I think for scaled_dot_product_attention you need to transpose the second and the third axes of qkv. It requires a different layout.

query = torch.rand(1, 8, 16, 32, dtype=torch.float16, device="cuda")
key = torch.rand(1, 8, 16, 32, dtype=torch.float16, device="cuda")
value = torch.rand(1, 8, 16, 32, dtype=torch.float16, device="cuda")

is_causal = True

with torch.no_grad():
    with torch.backends.cuda.sdp_kernel(enable_math=False):
        ref = F.scaled_dot_product_attention(torch.permute(query, [0, 2, 1, 3]),
                                             torch.permute(key, [0, 2, 1, 3]),
                                             torch.permute(value, [0, 2, 1, 3]),
                                             is_causal=is_causal)
        ref = torch.permute(ref, [0, 2, 1, 3])

    out = flash_attn_func(query, key, value, causal=is_causal)

print(torch.max(torch.abs(out - ref)), torch.mean(torch.abs(out - ref)))
rems75 commented 1 year ago

@tridao I've checked the differences you suggest, and they are of the same order as you thought they would.

Still could you explain where the difference between FlashAttention in fp16 and standard attention in fp16 is coming from? Cheers

tridao commented 1 year ago

Floating point operations are not associative. Changing the order of the operations will change the output, up to numerical precision.
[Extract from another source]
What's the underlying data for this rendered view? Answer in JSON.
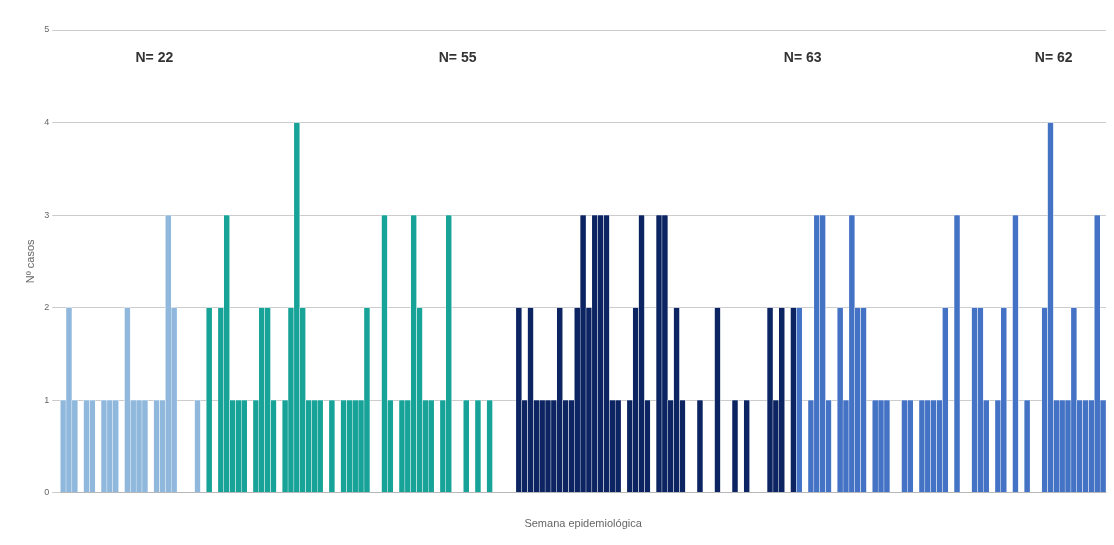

Example

In [1]: import torch

In [2]: a = torch.randn(1024, dtype=torch.float16, device="cuda")

In [3]: out1 = a + 0.3 - 0.2

In [4]: out2 = a - 0.2 + 0.3

In [5]: (out1 - out2).abs().max()
Out[5]: tensor(0.0020, device='cuda:0', dtype=torch.float16)
kaixinbear commented 10 months ago
import torch.nn.functional as F

B = 1; T = 3; nh = 32; C = 64

# q = torch.arange(B * T *  nh * C).reshape([B, T, nh, C]).float(); 
# k = torch.arange(B * T *  nh * C).flip(dims=(-1,)).reshape([B, T, nh, C]).float(); 
# v= torch.arange(B * T *  nh * C).reshape([B, T, nh, C]).float() ** 1.5
q = torch.randn([B, T, nh, C])
k = torch.randn([B, T, nh, C])
v = torch.randn([B, T, nh, C])

out = F.scaled_dot_product_attention(q.permute([0, 2, 1, 3]).cuda(), k.permute([0, 2, 1, 3]).cuda(), v.permute([0, 2, 1, 3]).cuda(), dropout_p=0.0, is_causal=False).permute([0, 2, 1, 3])

import math
def func(q, k, v, use_causal=False):
    q, k, v = q.permute([0, 2, 1, 3]), k.permute([0, 2, 3, 1]), v.permute([0, 2, 1, 3])
    # attn = (q @ k.transpose([0, 1, 3, 2])) * (1.0 + math.sqrt(k.shape[-1]))
    attn = (q @ k) * (1.0 / math.sqrt(k.shape[-1]))
    if use_causal:
        attn = masked_fill(attn, self.causal_mask[:, :, :T, :T] == 0, float('-inf'))
    attn = F.softmax(attn, dim=-1)
    out = attn @ v # (B, nh, T, T) x (B, nh, T, c) -> (B, nh, T, c)
    out = out.permute([0, 2, 1, 3]) # (B, T, nh, c)
    return out

out2 = func(q.cuda(), k.cuda(), v.cuda(), use_causal=False)

print((out2 - out).abs().mean()) # about 0.3

image I use torch.float32 in unit test and find the difference between normal attention and flash attention is about 0.3. I think the precision is enough, but the difference is large. Could someone tell me why ?

tridao commented 10 months ago

With torch.float32 F.scaled_dot_product_attention does not call FlashAttention (only implemented for fp16 and bf16). You can ask in the Pytorch github.

chenhuiapp commented 6 months ago

should I be worried about the difference?